Data from the Kenyan 1998 and 2003 Demographic Health Surveys, show clear reductions in :
- the proportion of young women and men between aged 15-24 who have ever had sex,
- the percentage of 15-49 years old adults who have multiple partners, and
- an increase in condom use during the last high-risk sexual encounter among sexually active adults (see graph below).
“In addition, a behavioural survey conducted in Kenya during this period also indicates an increase in the age of first sex,” said Dr. Mbori-Ngacha. “that was most marked in young women where the age of first sex increased by one year from 16 to 17 years (see graph below). This behaviour survey also reported high rates of both primary and secondary abstinence.”
In other words, even youth who had previously been sexually active were now reporting abstaining from sex.
These indicators of behaviour change have been correlated with a decrease in HIV prevalence in Kenya. Data from the demographic survey and sentinel surveillance in antenatal women demonstrate that the national prevalence has fallen from a high of around 10% in 1997 to 6-7% in 2003 and the trends are similar in both urban and rural settings (see graph below).
“We’ve been trying to get the Kenyan data published in an editorial page,” said Dr.

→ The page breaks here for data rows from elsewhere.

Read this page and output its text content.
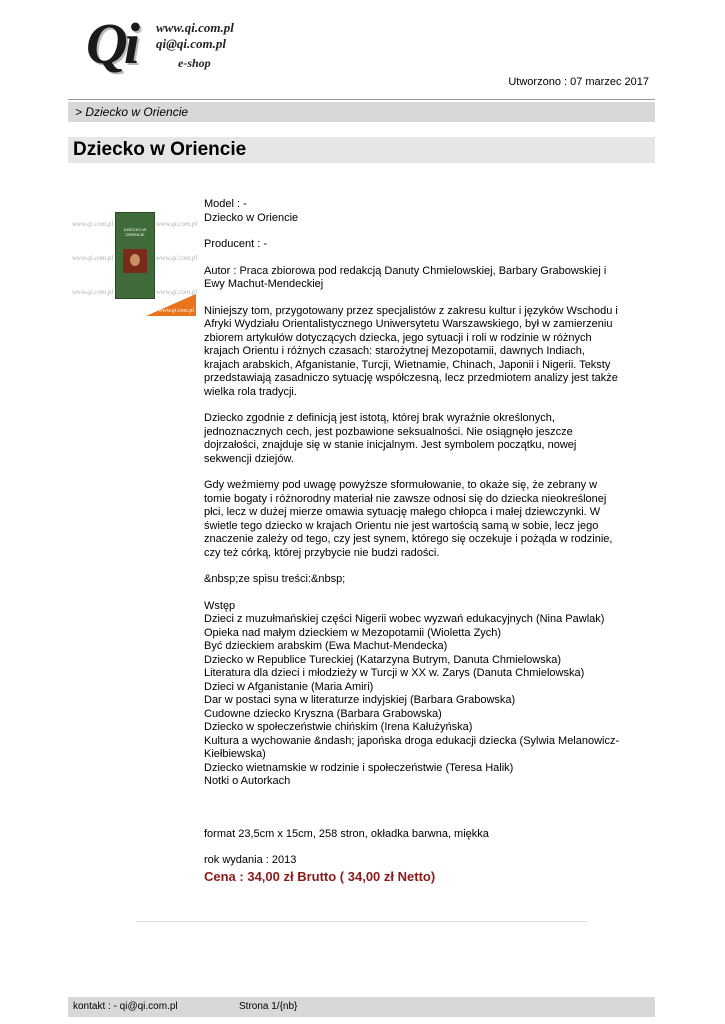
Qi www.qi.com.pl
qi@qi.com.pl
e-shop
Utworzono : 07 marzec 2017
> Dziecko w Oriencie
Dziecko w Oriencie
www.qi.com.pl	www.qi.com.pl
www.qi.com.pl	www.qi.com.pl
www.qi.com.pl	www.qi.com.pl
DZIECKO W ORIENCIE
www.qi.com.pl

Model : -

Dziecko w Oriencie

Producent : -

Autor : Praca zbiorowa pod redakcją Danuty Chmielowskiej, Barbary Grabowskiej i Ewy Machut-Mendeckiej

Niniejszy tom, przygotowany przez specjalistów z zakresu kultur i języków Wschodu i Afryki Wydziału Orientalistycznego Uniwersytetu Warszawskiego, był w zamierzeniu zbiorem artykułów dotyczących dziecka, jego sytuacji i roli w rodzinie w różnych krajach Orientu i różnych czasach: starożytnej Mezopotamii, dawnych Indiach, krajach arabskich, Afganistanie, Turcji, Wietnamie, Chinach, Japonii i Nigerii. Teksty przedstawiają zasadniczo sytuację współczesną, lecz przedmiotem analizy jest także wielka rola tradycji.

Dziecko zgodnie z definicją jest istotą, której brak wyraźnie określonych, jednoznacznych cech, jest pozbawione seksualności. Nie osiągnęło jeszcze dojrzałości, znajduje się w stanie inicjalnym. Jest symbolem początku, nowej sekwencji dziejów.

Gdy weźmiemy pod uwagę powyższe sformułowanie, to okaże się, że zebrany w tomie bogaty i różnorodny materiał nie zawsze odnosi się do dziecka nieokreślonej płci, lecz w dużej mierze omawia sytuację małego chłopca i małej dziewczynki. W świetle tego dziecko w krajach Orientu nie jest wartością samą w sobie, lecz jego znaczenie zależy od tego, czy jest synem, którego się oczekuje i pożąda w rodzinie, czy też córką, której przybycie nie budzi radości.

&nbsp;ze spisu treści:&nbsp;

Wstęp

Dzieci z muzułmańskiej części Nigerii wobec wyzwań edukacyjnych (Nina Pawlak)

Opieka nad małym dzieckiem w Mezopotamii (Wioletta Zych)

Być dzieckiem arabskim (Ewa Machut-Mendecka)

Dziecko w Republice Tureckiej (Katarzyna Butrym, Danuta Chmielowska)

Literatura dla dzieci i młodzieży w Turcji w XX w. Zarys (Danuta Chmielowska)

Dzieci w Afganistanie (Maria Amiri)

Dar w postaci syna w literaturze indyjskiej (Barbara Grabowska)

Cudowne dziecko Kryszna (Barbara Grabowska)

Dziecko w społeczeństwie chińskim (Irena Kałużyńska)

Kultura a wychowanie &ndash; japońska droga edukacji dziecka (Sylwia Melanowicz-Kiełbiewska)

Dziecko wietnamskie w rodzinie i społeczeństwie (Teresa Halik)

Notki o Autorkach

format 23,5cm x 15cm, 258 stron, okładka barwna, miękka

rok wydania : 2013

Cena : 34,00 zł Brutto ( 34,00 zł Netto)

kontakt : - qi@qi.com.pl	Strona 1/{nb}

Mark Dybul, acting US Global AIDS Coordinator in a press conference during the conference. “But no one seems to want to publish the successes of ABC.”
He was quick to point out, however, that these successes in Kenya and possibly other countries can not be claimed by PEPFAR. “The success is not ours, the success is the people of Africa’s and of long-standing programmes that we are now privileged to support... and commensurate with that decline of prevalence is a remarkable change in behaviour.
We’re seeing great success, and where we’ve seen success we need to look at what’s been done and replicate it,” he concluded.
Ankomah A, Adebayo S, Akinyemi Z. Are Nigerian youngsters Zipping Up? Some evidence on abstinence from two national surveys. 2006 PEPFAR Implementers Meeting, Durban, South Africa, abstract 99.
Mbori-Ngacha D. Strengthening prevention - selected strategies. Plenary presentation, 2006 PEPFAR Implementers Meeting, Durban, South Africa.